Clothing and footwear industry races towards sustainability
The Higg Index is set to be unveiled today by the Sustainable Apparel Coalition (SAC), a trade body made up of brands, retailers, manufacturers, NGOs, academics and government representatives, which claims to represent more than a third of the global apparel and footwear industries. Higg builds on already established techniques, including the Outdoor Industry Association's Eco Index and Nike's Material Assessment Tool, to help companies identify opportunities to reduce the environmental and social impacts of their products.
It was piloted last year by around 60 companies, who between them evaluated over 150 products on the basis of their water use, energy consumption, greenhouse gas emissions, waste, and toxicity.
Jason Kibbey, executive director of the SAC, told BusinessGreen the index would be further refined through feedback from the coalition's members with a view to releasing an improved version incorporating social and labour metrics next year.

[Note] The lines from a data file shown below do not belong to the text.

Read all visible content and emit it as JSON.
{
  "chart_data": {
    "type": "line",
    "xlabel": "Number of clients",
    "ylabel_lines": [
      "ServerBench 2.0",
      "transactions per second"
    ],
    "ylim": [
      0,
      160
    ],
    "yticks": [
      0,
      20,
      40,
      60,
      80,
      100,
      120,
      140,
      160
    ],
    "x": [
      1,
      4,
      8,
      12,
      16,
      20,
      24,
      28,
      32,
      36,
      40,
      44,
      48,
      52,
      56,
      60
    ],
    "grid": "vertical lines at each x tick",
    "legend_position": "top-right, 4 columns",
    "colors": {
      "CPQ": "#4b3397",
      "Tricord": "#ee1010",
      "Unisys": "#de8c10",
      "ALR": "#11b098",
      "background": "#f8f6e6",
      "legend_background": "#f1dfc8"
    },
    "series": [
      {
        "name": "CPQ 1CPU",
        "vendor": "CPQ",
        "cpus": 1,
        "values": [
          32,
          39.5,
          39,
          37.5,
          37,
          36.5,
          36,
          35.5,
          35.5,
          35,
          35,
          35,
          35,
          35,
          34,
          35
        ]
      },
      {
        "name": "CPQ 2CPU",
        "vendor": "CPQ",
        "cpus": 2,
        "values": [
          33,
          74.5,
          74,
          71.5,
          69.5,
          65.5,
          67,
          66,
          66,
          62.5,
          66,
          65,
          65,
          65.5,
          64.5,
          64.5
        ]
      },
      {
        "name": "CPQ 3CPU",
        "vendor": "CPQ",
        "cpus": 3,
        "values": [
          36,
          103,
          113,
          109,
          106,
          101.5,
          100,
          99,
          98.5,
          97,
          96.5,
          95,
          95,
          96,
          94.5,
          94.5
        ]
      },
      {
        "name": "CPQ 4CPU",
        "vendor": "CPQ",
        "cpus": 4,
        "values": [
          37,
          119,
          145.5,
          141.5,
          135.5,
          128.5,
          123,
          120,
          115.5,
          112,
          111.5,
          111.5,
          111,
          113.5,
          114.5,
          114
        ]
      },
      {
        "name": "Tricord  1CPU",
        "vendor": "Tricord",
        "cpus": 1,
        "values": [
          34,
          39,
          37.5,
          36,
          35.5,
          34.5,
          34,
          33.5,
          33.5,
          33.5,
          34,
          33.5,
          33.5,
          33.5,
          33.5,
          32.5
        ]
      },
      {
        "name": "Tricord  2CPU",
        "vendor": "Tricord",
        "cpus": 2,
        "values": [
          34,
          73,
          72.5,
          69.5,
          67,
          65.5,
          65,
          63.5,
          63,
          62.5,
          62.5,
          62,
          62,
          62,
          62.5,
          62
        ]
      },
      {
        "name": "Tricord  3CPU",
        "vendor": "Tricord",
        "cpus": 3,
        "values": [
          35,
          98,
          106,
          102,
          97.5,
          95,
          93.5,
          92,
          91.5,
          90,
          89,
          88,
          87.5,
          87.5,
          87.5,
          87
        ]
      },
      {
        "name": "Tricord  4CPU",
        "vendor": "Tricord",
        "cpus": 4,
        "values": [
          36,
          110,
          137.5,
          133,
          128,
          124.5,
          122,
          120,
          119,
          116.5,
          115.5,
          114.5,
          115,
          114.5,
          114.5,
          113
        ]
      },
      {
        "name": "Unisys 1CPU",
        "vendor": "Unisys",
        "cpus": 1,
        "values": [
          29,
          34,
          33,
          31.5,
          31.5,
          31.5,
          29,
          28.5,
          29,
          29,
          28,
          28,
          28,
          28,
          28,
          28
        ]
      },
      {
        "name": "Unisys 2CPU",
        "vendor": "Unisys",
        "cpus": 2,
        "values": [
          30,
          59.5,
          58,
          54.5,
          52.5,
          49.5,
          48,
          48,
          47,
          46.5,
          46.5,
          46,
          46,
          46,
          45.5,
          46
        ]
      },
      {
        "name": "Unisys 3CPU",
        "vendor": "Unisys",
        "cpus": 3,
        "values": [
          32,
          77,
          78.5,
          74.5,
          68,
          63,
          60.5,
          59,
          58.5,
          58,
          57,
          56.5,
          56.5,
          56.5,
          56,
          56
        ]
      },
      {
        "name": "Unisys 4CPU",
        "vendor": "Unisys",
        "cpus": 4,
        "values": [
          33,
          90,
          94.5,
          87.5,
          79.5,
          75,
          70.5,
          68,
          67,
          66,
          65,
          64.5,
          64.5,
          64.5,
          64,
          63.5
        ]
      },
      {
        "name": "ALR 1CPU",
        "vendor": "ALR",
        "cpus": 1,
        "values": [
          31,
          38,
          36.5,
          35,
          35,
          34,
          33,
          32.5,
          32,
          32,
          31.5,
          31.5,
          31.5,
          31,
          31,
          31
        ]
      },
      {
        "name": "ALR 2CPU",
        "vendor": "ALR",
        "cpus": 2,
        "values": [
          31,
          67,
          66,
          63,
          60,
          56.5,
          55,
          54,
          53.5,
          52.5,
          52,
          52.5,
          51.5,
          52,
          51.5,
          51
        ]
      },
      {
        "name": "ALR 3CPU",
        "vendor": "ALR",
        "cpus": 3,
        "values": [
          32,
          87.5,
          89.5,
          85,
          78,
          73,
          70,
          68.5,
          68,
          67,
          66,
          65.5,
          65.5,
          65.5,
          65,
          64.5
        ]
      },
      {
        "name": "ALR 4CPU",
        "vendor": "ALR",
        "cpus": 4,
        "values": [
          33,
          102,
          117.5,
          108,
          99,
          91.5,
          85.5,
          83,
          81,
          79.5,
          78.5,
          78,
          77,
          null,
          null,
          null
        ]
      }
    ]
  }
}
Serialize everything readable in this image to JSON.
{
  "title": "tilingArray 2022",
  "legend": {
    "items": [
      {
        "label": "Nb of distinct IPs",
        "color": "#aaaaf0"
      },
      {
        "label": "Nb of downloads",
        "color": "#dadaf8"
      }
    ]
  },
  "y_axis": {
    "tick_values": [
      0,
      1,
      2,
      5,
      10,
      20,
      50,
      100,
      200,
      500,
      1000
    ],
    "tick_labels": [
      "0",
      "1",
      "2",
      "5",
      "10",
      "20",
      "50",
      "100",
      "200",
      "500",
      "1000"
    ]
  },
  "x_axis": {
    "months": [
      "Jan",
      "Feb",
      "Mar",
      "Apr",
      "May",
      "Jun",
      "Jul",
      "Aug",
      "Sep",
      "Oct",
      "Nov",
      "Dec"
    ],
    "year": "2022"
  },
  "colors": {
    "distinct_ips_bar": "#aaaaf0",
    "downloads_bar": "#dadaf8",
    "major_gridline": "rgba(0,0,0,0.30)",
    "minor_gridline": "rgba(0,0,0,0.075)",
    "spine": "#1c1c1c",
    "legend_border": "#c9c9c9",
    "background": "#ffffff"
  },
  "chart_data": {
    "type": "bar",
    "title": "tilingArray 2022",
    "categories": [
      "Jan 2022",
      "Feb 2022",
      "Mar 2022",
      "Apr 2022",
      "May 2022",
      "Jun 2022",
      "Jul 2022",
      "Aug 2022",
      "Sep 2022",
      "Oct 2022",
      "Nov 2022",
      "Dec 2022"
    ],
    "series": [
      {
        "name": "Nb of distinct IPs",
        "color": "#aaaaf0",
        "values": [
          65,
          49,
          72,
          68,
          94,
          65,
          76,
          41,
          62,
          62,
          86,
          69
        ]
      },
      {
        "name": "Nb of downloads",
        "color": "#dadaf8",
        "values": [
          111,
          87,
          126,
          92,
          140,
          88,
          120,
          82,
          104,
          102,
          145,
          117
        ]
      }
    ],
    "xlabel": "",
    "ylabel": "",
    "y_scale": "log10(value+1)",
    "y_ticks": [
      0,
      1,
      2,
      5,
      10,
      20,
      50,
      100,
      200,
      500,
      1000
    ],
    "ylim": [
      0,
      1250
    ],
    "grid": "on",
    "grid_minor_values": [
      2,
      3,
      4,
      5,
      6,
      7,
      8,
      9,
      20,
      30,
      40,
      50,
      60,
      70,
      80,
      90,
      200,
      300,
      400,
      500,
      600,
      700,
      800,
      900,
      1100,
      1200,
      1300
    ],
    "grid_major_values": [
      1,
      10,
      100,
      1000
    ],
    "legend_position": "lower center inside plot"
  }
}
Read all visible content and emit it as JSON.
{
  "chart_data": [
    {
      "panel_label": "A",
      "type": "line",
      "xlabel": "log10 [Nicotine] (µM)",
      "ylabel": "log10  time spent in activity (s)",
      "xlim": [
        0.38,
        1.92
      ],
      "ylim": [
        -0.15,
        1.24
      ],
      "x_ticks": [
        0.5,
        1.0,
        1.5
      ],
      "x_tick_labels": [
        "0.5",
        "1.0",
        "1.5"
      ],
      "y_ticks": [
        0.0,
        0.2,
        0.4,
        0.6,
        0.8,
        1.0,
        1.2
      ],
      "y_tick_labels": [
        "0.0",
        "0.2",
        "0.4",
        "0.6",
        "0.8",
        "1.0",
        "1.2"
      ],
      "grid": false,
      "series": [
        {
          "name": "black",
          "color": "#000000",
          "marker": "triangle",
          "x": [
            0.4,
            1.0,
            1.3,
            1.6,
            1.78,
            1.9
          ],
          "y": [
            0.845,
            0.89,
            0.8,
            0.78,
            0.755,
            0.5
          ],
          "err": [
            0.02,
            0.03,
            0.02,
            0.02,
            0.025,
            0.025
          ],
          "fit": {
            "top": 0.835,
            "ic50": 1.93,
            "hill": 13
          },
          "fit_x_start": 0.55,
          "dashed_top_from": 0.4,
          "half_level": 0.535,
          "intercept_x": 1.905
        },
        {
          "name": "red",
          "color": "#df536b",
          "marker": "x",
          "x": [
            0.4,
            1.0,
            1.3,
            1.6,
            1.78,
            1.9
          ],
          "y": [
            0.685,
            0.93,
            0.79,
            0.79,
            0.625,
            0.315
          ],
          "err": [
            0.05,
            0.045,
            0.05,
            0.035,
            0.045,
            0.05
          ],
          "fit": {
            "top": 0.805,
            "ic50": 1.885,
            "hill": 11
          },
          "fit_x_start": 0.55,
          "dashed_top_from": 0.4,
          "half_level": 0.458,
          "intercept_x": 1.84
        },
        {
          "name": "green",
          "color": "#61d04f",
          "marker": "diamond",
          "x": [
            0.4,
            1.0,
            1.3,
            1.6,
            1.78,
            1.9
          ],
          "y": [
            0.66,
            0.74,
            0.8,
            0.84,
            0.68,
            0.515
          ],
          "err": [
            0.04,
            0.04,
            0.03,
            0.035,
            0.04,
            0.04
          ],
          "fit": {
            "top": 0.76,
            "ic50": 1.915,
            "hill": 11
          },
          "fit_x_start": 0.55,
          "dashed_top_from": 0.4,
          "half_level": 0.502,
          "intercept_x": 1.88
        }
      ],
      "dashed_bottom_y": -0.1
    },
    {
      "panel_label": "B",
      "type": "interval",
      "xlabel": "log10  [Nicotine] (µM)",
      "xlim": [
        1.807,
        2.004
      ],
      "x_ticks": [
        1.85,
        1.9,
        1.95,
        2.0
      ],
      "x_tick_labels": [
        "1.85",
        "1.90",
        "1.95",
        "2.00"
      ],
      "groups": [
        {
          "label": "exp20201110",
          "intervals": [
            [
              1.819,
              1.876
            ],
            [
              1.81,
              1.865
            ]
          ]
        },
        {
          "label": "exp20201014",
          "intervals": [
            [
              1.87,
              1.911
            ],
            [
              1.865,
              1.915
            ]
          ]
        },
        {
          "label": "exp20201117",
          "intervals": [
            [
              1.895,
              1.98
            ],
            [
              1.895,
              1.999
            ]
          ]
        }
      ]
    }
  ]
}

"This is the first stake in the ground for what's important for this industry to measure," he said. "We're not trying to create a simple standard that allows companies to get a seal of approval, but something that gives them scope for improvement even if they are performing well."
Kibbey revealed the long term goal for the initiative is to develop a consumer-facing rating for clothing products, although he was reluctant to set out a timeframe for launching the proposed labeling scheme.
"The Higg Index is improving all the time [and] when we get enough high quality data we can validate and verify it and communicate it to customers," he said. "There's a strong desire from companies looking for high quality information and when we get to that stage we'll roll it out."
Target, the second-largest US retailer behind Walmart, and Adidas have already incorporated the Higg Index within parts of their supply chains.
"We have already been able to use the Higg Index as an environmental indicator in the production of many of our products by all brands," Karin Ekberg, Adidas group head of environmental services, said in a statement.
"We intend for the Higg Index to form an increasingly important part of our overall product creation and production strategy in the years to come."